Go MCP server on port 8015. Exposes 16 SAP tools, 8 resource URI patterns, and 7 analysis prompts for AI assistants. Delegates to abaper-ts for all ADT operations — it does not connect to SAP directly.

abaper-bff (Backend-for-Frontend) #

Go reverse proxy on port 8080. Routes AI requests:

Path	Target
`/ai/agent`	abaper-mcp (:8015) via SSE
`/ai/chats/{id}`	cai-bff (:8080) via SSE

Handles header propagation and SSE streaming optimization.
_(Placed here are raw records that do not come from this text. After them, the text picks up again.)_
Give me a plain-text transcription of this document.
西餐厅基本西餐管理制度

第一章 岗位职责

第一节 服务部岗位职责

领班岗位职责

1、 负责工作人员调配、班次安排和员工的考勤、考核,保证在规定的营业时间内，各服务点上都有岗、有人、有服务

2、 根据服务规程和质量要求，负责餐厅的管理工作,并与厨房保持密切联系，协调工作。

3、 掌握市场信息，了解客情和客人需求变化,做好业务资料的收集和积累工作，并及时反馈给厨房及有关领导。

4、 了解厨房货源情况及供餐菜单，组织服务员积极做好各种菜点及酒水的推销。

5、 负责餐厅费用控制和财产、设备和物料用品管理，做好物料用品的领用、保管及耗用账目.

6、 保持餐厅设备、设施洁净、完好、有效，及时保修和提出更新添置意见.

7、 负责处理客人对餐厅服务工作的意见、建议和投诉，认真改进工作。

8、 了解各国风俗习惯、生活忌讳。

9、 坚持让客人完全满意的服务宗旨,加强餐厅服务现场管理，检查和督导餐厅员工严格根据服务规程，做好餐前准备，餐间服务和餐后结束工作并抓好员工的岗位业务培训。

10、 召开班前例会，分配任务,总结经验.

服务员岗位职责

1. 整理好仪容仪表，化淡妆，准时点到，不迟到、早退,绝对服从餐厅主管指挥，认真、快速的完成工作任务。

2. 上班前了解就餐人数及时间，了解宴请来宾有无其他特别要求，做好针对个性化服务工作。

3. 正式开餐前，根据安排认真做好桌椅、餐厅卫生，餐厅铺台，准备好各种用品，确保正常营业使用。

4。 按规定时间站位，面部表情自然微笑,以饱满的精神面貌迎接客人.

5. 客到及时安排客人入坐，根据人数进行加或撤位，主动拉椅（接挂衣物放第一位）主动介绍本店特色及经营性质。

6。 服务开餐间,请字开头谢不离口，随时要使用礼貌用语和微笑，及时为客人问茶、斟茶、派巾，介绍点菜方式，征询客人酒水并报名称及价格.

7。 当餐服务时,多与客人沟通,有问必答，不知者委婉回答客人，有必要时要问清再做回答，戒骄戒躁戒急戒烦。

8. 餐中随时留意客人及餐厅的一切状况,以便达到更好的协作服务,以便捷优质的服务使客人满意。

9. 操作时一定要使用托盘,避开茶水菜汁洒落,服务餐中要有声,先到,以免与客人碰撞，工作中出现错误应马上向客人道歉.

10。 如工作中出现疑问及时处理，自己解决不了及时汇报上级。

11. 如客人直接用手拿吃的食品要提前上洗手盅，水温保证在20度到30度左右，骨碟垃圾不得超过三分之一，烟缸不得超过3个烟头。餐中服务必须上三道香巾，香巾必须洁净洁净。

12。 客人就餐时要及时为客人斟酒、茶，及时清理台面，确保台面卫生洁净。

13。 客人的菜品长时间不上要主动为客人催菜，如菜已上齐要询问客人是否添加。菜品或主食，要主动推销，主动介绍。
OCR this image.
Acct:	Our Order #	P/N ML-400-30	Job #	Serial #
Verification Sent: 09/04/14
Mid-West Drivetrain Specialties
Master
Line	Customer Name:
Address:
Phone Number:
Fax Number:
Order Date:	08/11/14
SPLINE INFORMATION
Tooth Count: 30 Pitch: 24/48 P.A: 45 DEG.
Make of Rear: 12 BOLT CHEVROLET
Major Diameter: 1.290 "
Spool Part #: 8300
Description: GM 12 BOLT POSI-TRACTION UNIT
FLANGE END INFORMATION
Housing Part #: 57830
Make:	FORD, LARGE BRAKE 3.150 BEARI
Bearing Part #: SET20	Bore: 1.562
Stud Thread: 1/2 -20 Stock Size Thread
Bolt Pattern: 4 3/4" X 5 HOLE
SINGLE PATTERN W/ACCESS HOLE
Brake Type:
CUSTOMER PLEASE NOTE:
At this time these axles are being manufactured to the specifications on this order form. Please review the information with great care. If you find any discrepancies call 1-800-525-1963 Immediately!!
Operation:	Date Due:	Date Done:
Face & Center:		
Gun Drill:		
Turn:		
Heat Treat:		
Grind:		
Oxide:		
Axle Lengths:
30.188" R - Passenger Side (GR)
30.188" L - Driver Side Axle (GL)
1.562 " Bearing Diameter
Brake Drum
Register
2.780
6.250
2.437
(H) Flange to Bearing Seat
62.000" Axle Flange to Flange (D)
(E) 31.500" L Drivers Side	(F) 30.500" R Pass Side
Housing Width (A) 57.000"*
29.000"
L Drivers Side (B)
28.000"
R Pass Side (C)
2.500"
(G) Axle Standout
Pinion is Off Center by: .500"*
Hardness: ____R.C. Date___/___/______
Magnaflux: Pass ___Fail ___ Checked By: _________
Data Flow: Editing an Object #

1. User presses Ctrl+P → Open Object dialog
2. User types "ZCL_TEST" → search request
3. Browser → abaper-gw → abaper-ts → SAP ADT (search)
4. Results → user selects ZCL_TEST
5. Browser → abaper-gw → abaper-ts → SAP ADT (get source)
6. Source loads in Monaco Editor
7. abaplint Web Worker runs lint (client-side, no server)
8. User edits → dirty indicator on tab
9. Ctrl+S → save with source + etag
10. Browser → abaper-gw → abaper-ts → SAP ADT (lock → update → unlock)
11. Ctrl+Shift+A → activate
12. Browser → abaper-gw → abaper-ts → SAP ADT (activate)
13. Result shown in Output panel

Data Flow: AI Code Review #

1. User clicks "Review" in AI panel
2. Prompt + source sent to /ai/chats/{id} (SSE)
3. Browser → abaper-bff → cai-bff → AI model
4. AI model calls MCP tools as needed:
   Tool call → abaper-bff → abaper-mcp → abaper-ts → SAP
5. Response streams back as SSE events
6. Editor renders incrementally in AI panel

Authentication #

Layer	Mechanism	Purpose
Keycloak	PKCE OAuth, JWT Bearer token	Authenticates user to ABAPer platform
SAP credentials	`X-SAP-*` request headers	Authenticates against SAP ADT services
GitHub	OAuth token in localStorage	Authenticates GitHub API access

These are independent — Keycloak authenticates the user to the platform, SAP credentials authenticate against SAP, and the GitHub token authenticates GitHub API calls.

Deployment #

All backend services run as Docker containers on a shared network:

Container	Image	Port
abaper	bluefunda/abaper:latest	8085
abaper-ts	bdadevops/abaper-ts:latest	8087
abaper-mcp	bdadevops/abaper-mcp:latest	8015
abaper-bff	(internal)	8080
abaper-gw	(KrakenD)	8083

Why Two ADT Backends? #

	abaper (Go)	abaper-ts (TypeScript)
ADT library	Custom Go implementation	abap-adt-api (npm)
Primary role	CLI + GitHub REST API	ADT proxy for editor + MCP
Used by	CLI users, editor (GitHub only)	Editor (all ADT ops), MCP agent

The TypeScript service uses the mature abap-adt-api npm library with comprehensive ADT support. The Go service handles CLI operations and GitHub integration.